Ce sentiment que la puissance française et la singularité européenne sont bridées par l’establishment allemand est ancienne, puisque, déjà, le Général de Gaulle entretenait des relations compliquées avec les libéraux de Bonn, qui ne partageaient pas du tout son rejet des blocs et son ambition pour la France et l’Europe de proposer une troisième voie au reste du monde. Idem s’agissant du mouvement chrétien-démocrate, alors fer de lance des idées européennes et atlantistes, dans lequel il redoutait une cinquième colonne américaine, quelques années après la controverse des billets drapeau, monnaie imprimée et imposée en 1944 par les Américains sur le sol français.
Contrairement à nos amis germaniques, le Général souhaitait que l’Europe devienne une alliance autonome, qui aurait permis aux Etats-Nations européens de reconquérir leur place dans le monde. Aussi soutint-il très vigoureusement l’idée d’une Défense européenne, bien qu’il s’opposât, non sans raison, à la CED, qui aurait pu menacer l’Empire français, notamment en Indochine, où intérêts français et américains étaient en conflit – mais il fut l’un des rares, en France, à accepter le réarmement de la BRD prévu dans le cadre de la Communauté Européenne de Défense, ce qui démontre la sincérité de son engagement européen, pourtant encore aujourd’hui discuté.
C’est justement en matière de Défense commune européenne que le Président Emmanuel Macron entend convaincre les Allemands, dans un contexte de possibles effondrement de l’Ukraine et d’annexion russe. Pour cela, il se dirait prêt, en coulisses, à partager la force de dissuasion française avec l’Union Européenne. Une idée qui est née en Allemagne, d’abord dans le seul but d’embarrasser les Français quand ils se feraient trop pressants en matière de souveraineté européenne, qu’on décode, Outre-Rhin, comme de l’anti-atlantisme, avant de ne s’imposer comme un nouvel axe de politique étrangère allemande, Berlin lorgnant non seulement sur la force de dissuasion française, mais aussi sur le siège permanent au Conseil de Sécurité de l’ONU.
De l’avis de beaucoup au sein des élites militaires françaises, une telle concession ne servirait en rien les intérêts de l’Union Européenne et n’aboutirait à aucune Défense commune, mais paralyserait la force de dissuasion française ainsi que le siège permanent au Conseil de Sécurité de l’ONU et renforcerait l’influence américaine.

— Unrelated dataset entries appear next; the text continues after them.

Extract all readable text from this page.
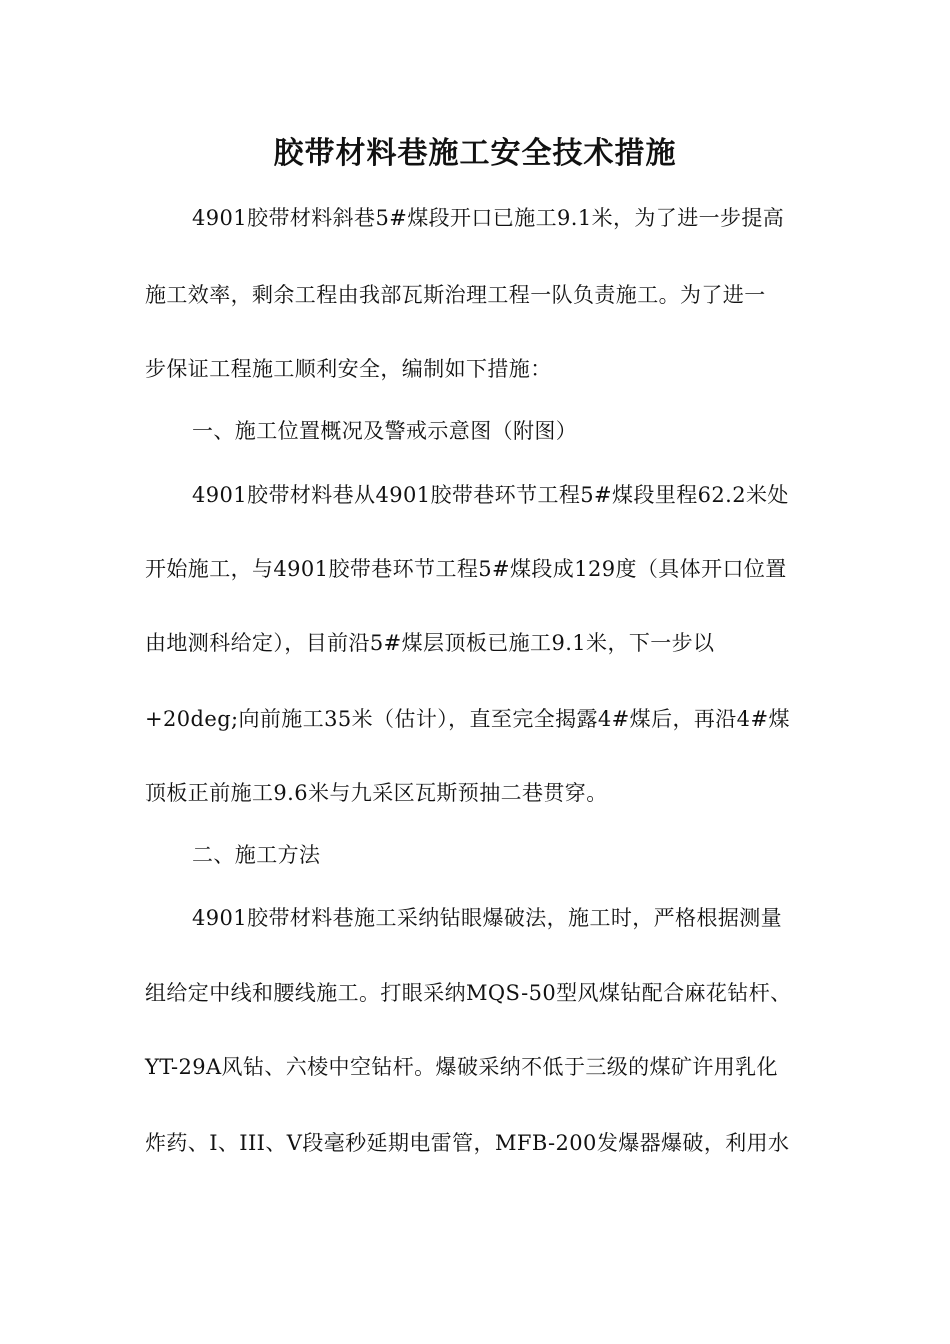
胶带材料巷施工安全技术措施
4901胶带材料斜巷5#煤段开口已施工9.1米，为了进一步提高
施工效率，剩余工程由我部瓦斯治理工程一队负责施工。为了进一
步保证工程施工顺利安全，编制如下措施：
一、施工位置概况及警戒示意图（附图）
4901胶带材料巷从4901胶带巷环节工程5#煤段里程62.2米处
开始施工，与4901胶带巷环节工程5#煤段成129度（具体开口位置
由地测科给定），目前沿5#煤层顶板已施工9.1米，下一步以
+20deg;向前施工35米（估计），直至完全揭露4#煤后，再沿4#煤
顶板正前施工9.6米与九采区瓦斯预抽二巷贯穿。
二、施工方法
4901胶带材料巷施工采纳钻眼爆破法，施工时，严格根据测量
组给定中线和腰线施工。打眼采纳MQS-50型风煤钻配合麻花钻杆、
YT-29A风钻、六棱中空钻杆。爆破采纳不低于三级的煤矿许用乳化
炸药、I、III、V段毫秒延期电雷管，MFB-200发爆器爆破，利用水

Une influence que Monsieur Macron, le plus atlantiste des présidents de la Vème République, ne considère pas comme un problème, contrairement à ce que pourraient laisser penser ses velléités contre les géants américains du numérique et sa rhétorique du non-alignement, qui ne visent qu’accessoirement les Etats-Unis et la Chine.
Pourtant, c’est bel et bien la relation germano-américaine qui freine, pour le moment, la réalisation d’une Défense commune européenne (et non d’une CED bis), qui puisse être acceptée par l’état-major de la seule puissance nucléaire de l’UE. Comment le Président français peut-il donc avancer sur le sujet en ignorant ou en éludant ce fait ?
Il rentre en France, d’ailleurs, sans aucun résultat en la matière, pas même sur le dossier ukrainien, tandis que la Russie poursuit impunément son offensive en Ukraine et que le prochain Parlement Européen devrait compter plus de députés pro-russes, d’après différents sondages qui donnent l’Extrême Droite en progression par rapport à 2019 – une progression que d’aucuns expliquent par le nouveau Maccarthysme qui s’est emparé de l’Europe depuis les pogroms du 7 octobre et la guerre à Gaza.
Finalement, peut-être eût-il mieux valu, pour ces chances de succès, qu’Emmanuel Macron ne choisît pas un Land qui a donné son nom à une campagne fatale, quand bien même Dresde fut une victoire napoléonienne.